Coram Deo Classical Academy is a private Christian school in Bartlesville, Oklahoma, United States. Founded in 1995, the school serves approximately 44 students in kindergarten through eighth grades. The school has completed restructuring to serve grades K-8 for 2013-2014 and projects adding one additional grade each year until k-12 is re-established. Coram Deo is a Latin phrase that means in the presence of God.

==History==
American Christian School was established under the joint sponsorship of Grace Baptist and Westminster Presbyterian churches. The high school program began with a class of four ninth grade students in the 1995–1996 school year, meeting in a private home. Classes were moved into the building of Grace Baptist Church the following year and remained there until 1999, when the school began occupying the upstairs of Virginia Avenue Baptist Church. The school expanded to kindergarten through twelfth grade in 2000 and moved into its present location in 2012.

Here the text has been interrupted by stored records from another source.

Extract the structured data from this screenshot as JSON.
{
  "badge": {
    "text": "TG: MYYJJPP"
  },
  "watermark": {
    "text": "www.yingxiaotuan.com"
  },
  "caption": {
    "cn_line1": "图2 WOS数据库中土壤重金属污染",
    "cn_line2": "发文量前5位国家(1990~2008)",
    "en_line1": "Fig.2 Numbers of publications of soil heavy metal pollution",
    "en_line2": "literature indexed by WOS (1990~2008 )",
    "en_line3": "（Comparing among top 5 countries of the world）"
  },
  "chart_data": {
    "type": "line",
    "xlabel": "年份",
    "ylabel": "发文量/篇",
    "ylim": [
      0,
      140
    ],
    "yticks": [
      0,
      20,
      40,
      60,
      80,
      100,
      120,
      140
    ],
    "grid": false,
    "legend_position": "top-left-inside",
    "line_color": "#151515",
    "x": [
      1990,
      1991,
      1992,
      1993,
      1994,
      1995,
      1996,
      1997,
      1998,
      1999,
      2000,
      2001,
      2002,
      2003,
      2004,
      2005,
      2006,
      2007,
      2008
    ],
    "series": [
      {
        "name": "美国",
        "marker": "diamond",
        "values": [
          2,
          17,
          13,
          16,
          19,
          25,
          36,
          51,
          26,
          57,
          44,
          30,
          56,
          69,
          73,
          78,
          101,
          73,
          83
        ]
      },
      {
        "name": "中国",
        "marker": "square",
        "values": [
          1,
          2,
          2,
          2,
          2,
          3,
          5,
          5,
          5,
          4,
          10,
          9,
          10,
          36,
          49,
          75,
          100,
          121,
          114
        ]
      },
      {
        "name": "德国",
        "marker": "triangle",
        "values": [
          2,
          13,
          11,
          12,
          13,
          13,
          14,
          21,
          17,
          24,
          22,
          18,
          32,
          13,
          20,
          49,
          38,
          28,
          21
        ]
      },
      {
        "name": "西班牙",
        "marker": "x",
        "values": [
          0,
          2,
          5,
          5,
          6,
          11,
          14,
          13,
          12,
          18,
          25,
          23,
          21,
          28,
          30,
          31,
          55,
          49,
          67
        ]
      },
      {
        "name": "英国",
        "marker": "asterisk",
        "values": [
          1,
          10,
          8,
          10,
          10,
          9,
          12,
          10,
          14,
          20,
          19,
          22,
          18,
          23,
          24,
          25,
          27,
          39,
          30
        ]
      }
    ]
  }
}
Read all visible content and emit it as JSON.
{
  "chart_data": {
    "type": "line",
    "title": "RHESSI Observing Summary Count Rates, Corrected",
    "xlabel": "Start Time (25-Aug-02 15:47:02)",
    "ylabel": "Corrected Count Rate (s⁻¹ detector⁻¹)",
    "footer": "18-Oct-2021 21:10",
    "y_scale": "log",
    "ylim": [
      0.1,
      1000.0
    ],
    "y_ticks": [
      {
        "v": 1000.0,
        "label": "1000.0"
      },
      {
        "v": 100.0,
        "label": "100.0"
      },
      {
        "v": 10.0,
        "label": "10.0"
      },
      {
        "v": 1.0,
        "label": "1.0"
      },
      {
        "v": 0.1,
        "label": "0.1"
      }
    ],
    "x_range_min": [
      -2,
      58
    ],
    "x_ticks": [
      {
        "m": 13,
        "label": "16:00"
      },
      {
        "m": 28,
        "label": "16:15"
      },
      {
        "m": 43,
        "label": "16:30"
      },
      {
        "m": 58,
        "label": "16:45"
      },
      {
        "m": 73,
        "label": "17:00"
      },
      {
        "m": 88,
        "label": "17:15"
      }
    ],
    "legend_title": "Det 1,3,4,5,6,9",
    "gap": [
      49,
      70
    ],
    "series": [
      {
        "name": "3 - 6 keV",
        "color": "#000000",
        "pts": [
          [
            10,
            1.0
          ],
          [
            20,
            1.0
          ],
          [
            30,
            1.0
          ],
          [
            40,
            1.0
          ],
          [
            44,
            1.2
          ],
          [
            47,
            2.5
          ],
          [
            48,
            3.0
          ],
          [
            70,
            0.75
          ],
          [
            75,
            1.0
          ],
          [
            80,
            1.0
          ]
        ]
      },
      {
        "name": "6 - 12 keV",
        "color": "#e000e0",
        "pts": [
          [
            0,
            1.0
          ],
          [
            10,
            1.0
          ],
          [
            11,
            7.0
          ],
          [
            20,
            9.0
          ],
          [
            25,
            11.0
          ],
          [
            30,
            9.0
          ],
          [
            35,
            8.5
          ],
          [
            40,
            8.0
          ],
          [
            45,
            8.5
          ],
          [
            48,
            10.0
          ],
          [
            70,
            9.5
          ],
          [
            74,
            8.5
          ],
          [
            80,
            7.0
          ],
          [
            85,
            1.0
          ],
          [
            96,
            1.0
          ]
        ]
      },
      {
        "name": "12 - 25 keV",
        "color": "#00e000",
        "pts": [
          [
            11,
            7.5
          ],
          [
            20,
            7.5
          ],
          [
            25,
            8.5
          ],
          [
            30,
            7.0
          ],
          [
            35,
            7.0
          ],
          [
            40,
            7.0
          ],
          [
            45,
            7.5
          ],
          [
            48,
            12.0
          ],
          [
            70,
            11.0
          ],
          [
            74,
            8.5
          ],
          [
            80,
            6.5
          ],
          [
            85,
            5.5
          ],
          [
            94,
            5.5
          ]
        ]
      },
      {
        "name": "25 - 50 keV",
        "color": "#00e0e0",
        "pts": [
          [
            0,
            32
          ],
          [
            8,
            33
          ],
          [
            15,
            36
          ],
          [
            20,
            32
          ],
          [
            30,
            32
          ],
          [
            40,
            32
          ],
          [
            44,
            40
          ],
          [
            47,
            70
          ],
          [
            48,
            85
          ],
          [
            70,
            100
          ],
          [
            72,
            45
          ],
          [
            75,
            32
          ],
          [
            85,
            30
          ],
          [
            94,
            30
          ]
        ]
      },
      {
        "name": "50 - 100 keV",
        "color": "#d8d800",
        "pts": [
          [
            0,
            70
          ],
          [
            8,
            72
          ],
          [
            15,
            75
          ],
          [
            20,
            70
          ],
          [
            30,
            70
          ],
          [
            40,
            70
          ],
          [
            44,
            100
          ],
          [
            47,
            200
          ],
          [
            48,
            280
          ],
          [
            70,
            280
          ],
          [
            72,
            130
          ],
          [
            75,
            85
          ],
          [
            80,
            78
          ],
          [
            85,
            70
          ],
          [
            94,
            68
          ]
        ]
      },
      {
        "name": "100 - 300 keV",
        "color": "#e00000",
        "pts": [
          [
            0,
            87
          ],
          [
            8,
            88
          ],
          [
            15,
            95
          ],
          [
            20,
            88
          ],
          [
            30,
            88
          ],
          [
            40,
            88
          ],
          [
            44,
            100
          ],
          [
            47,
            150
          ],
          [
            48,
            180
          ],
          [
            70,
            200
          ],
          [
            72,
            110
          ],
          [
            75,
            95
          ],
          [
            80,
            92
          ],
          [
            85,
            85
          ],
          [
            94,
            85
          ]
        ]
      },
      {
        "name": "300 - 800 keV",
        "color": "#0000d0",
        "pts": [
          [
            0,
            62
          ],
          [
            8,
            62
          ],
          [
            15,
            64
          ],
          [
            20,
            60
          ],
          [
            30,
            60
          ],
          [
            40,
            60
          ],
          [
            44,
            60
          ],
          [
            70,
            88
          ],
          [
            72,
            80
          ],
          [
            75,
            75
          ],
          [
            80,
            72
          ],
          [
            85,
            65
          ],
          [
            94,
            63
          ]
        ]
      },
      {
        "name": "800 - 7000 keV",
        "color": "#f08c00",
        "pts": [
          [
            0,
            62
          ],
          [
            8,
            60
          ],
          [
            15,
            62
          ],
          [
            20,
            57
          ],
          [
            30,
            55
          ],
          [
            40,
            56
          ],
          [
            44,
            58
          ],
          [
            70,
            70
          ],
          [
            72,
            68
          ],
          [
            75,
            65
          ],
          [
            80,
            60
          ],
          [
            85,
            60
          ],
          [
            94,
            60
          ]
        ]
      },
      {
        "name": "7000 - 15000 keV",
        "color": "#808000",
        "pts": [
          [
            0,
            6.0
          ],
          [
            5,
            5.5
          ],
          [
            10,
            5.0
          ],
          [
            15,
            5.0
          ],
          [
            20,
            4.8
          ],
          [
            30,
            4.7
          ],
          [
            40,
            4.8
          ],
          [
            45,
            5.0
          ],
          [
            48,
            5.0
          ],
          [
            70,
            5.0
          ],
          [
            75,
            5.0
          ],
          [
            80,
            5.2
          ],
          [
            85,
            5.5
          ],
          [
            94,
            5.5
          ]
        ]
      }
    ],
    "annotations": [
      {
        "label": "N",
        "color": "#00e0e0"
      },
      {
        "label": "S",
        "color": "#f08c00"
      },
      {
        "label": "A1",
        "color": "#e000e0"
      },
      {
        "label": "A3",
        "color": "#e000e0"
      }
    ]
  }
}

In June 2012, the name of the school was changed to Coram Deo Classical Academy, and the location was moved to the education building on the campus of Virginia Avenue Baptist Church at 132 S. Virginia Avenue.

The school is accredited through the Association of Christian Teachers and Schools and recognized by the Oklahoma Private School Accreditation Commission.

==Campus==
Coram Deo Classical Academy is located on the campus of Virginia Avenue Baptist Church at 132 S. Virginia Avenue in Bartlesville.

==Curriculum==
The school curriculum has an emphasis on Classical Christian education. Latin is offered at the elementary level and Greek in high school. Logic and rhetoric are offered from eighth grade through high school.

Speech and debate is offered as an elective beginning in sixth grade. The school's speech and debate team won the 3A state championship title in 2008 and 2009.

==Extracurricular activities==
Students play basketball, volleyball, and 8-man football with Wesleyan Christian School. Students can co-op with Bartlesville High School for soccer, baseball and swimming.